Le Qatar et le Hamas
Cette idée de développements imprévisibles qui bouleversent subitement la conjoncture du moment et qui plongent souvent dans le flou les analystes les plus chevronnés et même les responsables politiques les mieux placés est revenue sur le tapis au cours d’un autre débat dont l’invité d’honneur était le ministre des Affaires étrangères du Qatar, cheikh Mohammad ben Jassem al-Thani. Le président de l’Institut d’Israël et ancien ambassadeur d’Israël aux États-Unis, Itamar Rabinovich, a ainsi soulevé le cas de la réconciliation entre le Hamas et l’Autorité palestinienne – inconcevable il y a quelques mois. M. Rabinovich a notamment demandé au ministre qatari quelle sera la position de son pays après le rapprochement entre le Hamas et l’Égypte, sachant, a-t-il souligné, que le Qatar appuyait le Hamas à différents niveaux. Sur un ton courtois, cheikh al-Thani a répondu : « Le Qatar n’appuyait pas le Hamas, mais plutôt la population de Gaza, et votre gouvernement (israélien) était informé de l’aide que nous apportions aux Gazaouis. »

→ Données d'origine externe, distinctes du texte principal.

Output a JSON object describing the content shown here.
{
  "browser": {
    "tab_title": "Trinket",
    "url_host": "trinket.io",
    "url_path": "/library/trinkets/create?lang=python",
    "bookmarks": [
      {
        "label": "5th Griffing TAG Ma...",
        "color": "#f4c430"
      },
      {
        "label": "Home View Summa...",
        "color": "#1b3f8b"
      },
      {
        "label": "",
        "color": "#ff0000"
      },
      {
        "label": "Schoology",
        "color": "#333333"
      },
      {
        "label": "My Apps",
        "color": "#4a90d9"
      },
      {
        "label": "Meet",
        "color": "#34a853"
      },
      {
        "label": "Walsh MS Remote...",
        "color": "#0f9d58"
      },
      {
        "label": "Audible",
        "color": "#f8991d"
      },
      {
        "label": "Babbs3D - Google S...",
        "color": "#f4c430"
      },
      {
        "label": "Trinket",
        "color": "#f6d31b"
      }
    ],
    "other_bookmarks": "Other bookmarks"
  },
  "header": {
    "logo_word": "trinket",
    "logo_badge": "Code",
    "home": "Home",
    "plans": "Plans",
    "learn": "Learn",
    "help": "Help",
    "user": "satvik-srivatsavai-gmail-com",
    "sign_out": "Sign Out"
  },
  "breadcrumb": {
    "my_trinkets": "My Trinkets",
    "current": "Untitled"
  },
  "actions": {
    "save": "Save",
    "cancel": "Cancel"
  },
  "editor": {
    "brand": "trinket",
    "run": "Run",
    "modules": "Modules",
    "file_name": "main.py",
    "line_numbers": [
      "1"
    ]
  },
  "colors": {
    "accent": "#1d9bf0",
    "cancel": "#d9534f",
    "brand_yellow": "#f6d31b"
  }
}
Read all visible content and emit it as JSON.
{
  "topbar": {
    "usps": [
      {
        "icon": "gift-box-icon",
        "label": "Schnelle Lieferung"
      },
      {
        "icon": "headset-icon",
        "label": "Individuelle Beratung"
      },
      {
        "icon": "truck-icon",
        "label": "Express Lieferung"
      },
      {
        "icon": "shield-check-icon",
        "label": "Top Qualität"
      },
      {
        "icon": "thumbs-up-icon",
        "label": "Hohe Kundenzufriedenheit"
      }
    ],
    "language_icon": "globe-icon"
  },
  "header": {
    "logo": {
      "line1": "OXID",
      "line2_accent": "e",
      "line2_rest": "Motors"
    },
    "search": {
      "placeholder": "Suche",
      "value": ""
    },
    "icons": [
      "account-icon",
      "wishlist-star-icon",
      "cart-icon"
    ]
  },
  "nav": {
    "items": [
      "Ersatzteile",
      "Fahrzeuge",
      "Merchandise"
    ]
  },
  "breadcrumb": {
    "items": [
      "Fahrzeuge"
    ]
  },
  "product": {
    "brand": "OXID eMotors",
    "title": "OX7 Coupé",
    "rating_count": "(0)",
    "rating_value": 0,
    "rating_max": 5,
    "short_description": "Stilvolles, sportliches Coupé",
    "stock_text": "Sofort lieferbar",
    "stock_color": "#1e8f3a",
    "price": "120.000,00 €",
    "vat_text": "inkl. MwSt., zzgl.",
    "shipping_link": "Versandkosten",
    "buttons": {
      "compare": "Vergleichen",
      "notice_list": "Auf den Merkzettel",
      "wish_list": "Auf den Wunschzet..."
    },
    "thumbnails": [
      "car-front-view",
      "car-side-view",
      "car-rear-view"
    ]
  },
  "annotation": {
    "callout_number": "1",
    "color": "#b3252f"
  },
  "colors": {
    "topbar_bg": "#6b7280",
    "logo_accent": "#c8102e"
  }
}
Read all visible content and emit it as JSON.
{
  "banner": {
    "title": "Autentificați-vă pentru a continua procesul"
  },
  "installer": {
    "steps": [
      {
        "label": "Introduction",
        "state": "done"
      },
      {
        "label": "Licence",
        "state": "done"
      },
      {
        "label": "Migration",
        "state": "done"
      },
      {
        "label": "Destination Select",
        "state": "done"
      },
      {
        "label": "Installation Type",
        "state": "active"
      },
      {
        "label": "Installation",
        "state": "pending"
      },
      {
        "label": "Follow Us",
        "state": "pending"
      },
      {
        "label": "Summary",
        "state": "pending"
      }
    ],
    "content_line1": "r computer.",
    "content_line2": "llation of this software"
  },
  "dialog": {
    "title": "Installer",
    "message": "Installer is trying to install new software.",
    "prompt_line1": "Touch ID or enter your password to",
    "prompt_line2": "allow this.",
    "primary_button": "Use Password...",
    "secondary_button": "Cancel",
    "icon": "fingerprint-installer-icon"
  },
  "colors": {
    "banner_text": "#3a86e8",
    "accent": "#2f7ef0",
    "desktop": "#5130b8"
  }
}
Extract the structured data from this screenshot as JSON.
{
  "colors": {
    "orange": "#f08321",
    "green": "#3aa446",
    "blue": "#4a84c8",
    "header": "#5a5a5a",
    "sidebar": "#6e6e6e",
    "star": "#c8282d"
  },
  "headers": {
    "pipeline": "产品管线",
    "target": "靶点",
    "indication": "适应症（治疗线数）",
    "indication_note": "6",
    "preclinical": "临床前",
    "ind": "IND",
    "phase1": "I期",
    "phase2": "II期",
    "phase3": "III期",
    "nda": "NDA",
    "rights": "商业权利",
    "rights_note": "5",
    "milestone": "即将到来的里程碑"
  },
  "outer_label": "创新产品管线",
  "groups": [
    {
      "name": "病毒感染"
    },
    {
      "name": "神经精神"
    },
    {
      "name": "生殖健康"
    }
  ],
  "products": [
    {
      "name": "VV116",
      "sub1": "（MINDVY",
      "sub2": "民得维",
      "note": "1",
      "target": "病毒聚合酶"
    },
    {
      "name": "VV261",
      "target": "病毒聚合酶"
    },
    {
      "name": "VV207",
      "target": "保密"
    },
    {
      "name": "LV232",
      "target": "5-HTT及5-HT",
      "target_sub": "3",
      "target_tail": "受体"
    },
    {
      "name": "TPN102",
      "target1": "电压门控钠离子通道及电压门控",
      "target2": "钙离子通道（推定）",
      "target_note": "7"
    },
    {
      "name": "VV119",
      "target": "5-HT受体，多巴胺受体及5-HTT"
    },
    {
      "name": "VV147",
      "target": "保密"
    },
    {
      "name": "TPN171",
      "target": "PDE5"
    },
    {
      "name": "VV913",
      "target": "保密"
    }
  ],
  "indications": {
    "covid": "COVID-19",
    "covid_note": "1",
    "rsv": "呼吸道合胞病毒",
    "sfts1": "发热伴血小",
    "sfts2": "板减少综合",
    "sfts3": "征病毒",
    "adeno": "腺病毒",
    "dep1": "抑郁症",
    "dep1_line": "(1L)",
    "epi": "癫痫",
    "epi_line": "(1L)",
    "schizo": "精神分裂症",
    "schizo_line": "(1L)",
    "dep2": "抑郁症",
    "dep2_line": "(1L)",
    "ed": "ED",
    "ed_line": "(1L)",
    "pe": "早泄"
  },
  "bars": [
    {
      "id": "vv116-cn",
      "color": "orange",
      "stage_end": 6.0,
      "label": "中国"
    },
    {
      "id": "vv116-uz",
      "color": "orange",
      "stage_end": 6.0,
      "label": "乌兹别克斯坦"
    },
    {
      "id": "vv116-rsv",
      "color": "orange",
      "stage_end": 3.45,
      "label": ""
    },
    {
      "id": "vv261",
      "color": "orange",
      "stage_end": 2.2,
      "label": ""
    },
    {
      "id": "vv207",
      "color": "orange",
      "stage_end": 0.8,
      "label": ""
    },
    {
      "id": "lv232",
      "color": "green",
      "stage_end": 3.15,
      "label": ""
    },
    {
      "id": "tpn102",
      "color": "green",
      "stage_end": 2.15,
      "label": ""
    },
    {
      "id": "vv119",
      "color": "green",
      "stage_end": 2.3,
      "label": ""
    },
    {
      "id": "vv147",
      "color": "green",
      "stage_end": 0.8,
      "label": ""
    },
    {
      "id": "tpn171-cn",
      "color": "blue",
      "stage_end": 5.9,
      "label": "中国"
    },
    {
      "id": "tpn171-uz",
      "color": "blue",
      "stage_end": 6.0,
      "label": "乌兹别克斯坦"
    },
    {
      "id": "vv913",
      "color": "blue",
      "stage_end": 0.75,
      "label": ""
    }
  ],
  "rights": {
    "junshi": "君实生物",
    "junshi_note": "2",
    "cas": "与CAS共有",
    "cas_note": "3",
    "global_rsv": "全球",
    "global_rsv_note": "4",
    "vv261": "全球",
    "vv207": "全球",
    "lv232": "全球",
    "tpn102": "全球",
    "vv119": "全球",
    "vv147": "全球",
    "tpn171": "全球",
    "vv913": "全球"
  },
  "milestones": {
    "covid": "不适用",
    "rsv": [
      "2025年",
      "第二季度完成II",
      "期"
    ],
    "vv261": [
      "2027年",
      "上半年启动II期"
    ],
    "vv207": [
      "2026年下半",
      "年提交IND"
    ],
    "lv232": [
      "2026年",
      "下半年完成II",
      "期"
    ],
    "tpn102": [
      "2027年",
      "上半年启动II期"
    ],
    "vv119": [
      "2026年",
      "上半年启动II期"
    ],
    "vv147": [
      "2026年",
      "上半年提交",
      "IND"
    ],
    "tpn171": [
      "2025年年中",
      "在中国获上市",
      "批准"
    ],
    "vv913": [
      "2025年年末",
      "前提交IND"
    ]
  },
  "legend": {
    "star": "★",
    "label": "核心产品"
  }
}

Abordant ensuite le dossier de la guerre syrienne, le ministre qatari a rappelé qu’au début de la crise, « la population manifestait pacifiquement pour réclamer des réformes et davantage de justice, mais le régime a réagi en bombardant les manifestants ». « La répression exercée par le régime a fait 500 000 tués et a provoqué l’exode de 15 millions de Syriens », a rappelé le chef de la diplomatie qatarie. Et concernant le contentieux de son pays avec l’Arabie saoudite, il a déploré sur un ton serein, sans se lancer dans une quelconque polémique, ce qu’il a présenté comme une attitude irrationnelle des dirigeants wahhabites, réaffirmant toutefois que le Qatar reste ouvert à tout dialogue constructif pour mettre fin à la crise avec ses voisins du Golfe.